Le premier moment bénéfique de la méditation, c’est l’apprentissage d’une hygiène physique et mentale.

 

 

                                               III

 

 

Nous ne savons pas grand chose, hélas, de ce que les Epicuriens entendaient par « hygiène » si ce n’est que ce terme, associé à la « physiologie », représentait une puissante inspiration, contra-idéaliste pourrait-on dire, dans la recherche du bien-être. Frugalité, tempérance, modération des besoins et des désirs, limitation, resserrement sur le naturel, on connaît bien ces préceptes généraux, mais on ne sait pas si l’école pratiquait des exercices spécifiques de respiration, de gymnastique ou autres techniques psycho-corporelles.

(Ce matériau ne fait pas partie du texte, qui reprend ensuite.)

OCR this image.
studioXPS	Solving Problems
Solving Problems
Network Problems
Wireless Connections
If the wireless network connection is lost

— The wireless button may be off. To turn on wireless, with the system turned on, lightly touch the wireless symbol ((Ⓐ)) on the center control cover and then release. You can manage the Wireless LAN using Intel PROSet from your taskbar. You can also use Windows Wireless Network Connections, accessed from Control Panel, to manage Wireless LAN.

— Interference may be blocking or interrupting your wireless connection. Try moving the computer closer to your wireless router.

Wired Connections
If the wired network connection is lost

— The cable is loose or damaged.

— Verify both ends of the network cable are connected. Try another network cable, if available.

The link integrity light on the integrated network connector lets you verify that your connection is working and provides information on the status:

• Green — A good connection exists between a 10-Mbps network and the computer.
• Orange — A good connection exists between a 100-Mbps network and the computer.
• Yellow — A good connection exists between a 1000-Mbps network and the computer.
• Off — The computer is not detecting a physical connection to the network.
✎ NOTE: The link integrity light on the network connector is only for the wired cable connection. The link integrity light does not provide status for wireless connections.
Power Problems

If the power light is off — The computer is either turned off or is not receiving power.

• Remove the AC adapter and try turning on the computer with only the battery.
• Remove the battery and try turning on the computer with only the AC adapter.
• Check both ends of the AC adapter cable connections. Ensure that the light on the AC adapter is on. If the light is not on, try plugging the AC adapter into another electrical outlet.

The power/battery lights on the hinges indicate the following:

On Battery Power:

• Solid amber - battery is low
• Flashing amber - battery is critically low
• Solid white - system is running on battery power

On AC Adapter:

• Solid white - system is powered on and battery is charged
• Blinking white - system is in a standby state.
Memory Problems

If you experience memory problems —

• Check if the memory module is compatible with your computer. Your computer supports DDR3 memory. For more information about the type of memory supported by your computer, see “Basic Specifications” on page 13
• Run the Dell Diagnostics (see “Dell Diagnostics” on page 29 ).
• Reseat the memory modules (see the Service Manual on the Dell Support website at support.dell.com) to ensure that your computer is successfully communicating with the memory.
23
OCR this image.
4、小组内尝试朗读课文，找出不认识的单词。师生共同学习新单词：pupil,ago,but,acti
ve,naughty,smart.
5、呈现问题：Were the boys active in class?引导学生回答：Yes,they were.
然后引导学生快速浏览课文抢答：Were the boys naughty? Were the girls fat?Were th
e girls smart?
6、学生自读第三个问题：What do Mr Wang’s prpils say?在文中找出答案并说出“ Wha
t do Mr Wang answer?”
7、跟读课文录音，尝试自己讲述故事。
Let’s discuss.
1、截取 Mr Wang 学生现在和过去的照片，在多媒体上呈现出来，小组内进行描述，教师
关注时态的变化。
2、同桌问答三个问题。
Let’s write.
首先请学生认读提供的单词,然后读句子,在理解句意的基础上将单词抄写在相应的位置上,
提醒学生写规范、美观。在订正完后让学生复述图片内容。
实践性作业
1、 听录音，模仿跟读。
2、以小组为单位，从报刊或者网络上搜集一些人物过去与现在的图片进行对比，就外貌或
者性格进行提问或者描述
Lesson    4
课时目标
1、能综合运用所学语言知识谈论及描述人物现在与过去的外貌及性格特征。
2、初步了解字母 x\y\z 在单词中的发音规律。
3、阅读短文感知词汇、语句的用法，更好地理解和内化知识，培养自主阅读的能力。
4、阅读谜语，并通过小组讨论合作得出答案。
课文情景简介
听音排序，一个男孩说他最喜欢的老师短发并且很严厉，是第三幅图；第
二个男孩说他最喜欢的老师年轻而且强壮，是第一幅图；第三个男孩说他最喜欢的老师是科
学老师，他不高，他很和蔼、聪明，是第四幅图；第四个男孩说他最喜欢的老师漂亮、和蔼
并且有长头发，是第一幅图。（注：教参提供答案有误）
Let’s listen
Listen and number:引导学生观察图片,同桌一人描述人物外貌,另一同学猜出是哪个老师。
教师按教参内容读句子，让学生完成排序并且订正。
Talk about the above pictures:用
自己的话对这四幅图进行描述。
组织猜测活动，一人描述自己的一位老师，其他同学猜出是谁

J’aime à imaginer Epicure au milieu de ses disciples administrant une leçon d’anatomie, suivie de pratiques physiques. Par défaut, nous avons recours aux techniques orientales inspirées du yoga ou du Chi Gong, qui sont fort efficaces, et recommandables, surtout les chinoises, moins volontaristes et plus aptes à enseigner le lâcher-prise. J’honore le yoga, mais dans des limites fort étroites, et sans aucune concession à la philosophie qui le sous-tend, fort discutable à mon sens. De manière générale la pensée hindoue me semble relever davantage de la schizophrénie que de la spiritualité. Et je préfère mille fois le bon sens pratique des Chinois, leur indéfectible attachement à l’immanence, leur vision résolument incarnée de la nature humaine. J’ai donc, quant à moi, intégré dans ma méthode toutes sortes d’exercices psycho-physiques : relaxation active, mouvements d’étir et de respir, élongations, postures, enchaînements, travail de concentration, de contemplation et de méditation. Au fil des années j’ai constitué de la sorte une vaste dynamique, équilibrée, souple, active-passive, fondée sur l’accueil des sensations, des impressions, des images, la connaissance interne et intuitive des équilibres physiques, la pratique de la non-pensée, la dissolution bienheureuse dans le Tout. Philosophie immanente, sans volontarisme, sans prétention ni ambition autre que d’épouser le mouvement de la vie, l’accueil, l’écoute et le calme. Mais je ne saurais assez dire combien il est difficile et paradoxal de rechercher le calme sans retomber dans un projet de maîtrise, combien il est pénible à un Occidental de réguler son ardeur et son ambition pour apprendre à concilier la souplesse avec l’effort, l’accueil avec le mouvement, la mobilité avec l’immobilité !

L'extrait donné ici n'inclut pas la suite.